Speaking on the sidelines of an industry conference in Beijing, Xu Lejiang told reporters "In the second half of the year it is uncertain whether the yuan will appreciate, whether interest rates will rise.

"There is also the property market, and fixed asset investment could also fall."
Real estate development in China saw Chinese steel mills through the global economic crisis against a steep fall in exports but the government is trying to keep a lid on surging property prices and is set to legislate against speculation.

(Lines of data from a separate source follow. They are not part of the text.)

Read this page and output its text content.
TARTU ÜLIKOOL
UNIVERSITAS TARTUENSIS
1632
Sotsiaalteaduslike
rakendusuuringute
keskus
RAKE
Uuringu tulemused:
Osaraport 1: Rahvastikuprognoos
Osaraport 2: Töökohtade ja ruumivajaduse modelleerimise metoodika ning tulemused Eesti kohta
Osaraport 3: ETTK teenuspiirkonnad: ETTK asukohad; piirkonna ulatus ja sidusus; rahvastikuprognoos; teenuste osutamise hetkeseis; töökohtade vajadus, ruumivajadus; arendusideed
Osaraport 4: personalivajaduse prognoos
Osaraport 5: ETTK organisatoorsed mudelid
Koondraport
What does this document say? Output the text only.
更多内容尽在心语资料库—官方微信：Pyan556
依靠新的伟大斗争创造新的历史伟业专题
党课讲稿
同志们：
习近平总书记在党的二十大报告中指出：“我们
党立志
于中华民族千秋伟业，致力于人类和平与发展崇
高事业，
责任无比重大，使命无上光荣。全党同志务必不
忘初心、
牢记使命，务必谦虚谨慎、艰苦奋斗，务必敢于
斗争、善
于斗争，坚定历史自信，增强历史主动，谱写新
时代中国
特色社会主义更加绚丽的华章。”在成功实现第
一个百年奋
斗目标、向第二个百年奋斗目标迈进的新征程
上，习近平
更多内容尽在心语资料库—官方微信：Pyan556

But the industry has also been affected with raw materials costs also rising and with the three global mining giants, Rio Tinto, BHP Billiton and Vale moving to quarterly prices against annual contracts.
The China Iron and Steel Association (CISA) said at a press briefing earlier this month that mills were now free to secure their own individual deals with their suppliers and Mr Xu confirmed Baosteel was currently sourcing iron ore from foreign miners on a temporary price basis, however he warned the conference that the advantages currently enjoyed by the big thre miners were unlikely to last.

"Across the world, iron ore isn't a scarce resource but it's just that in recent years, the ability to supply iron ore has not matched the development of the steel industry, especially the Chinese steel industry," Mr Xu said.

The three miners have been able to exert considerable control over the volumes of new iron ore reserves available to the market but their high price demands would push steel mills to develop alternative supply sources, he added.

"In two or three years the demand and supply situation will see a big improvement," he added.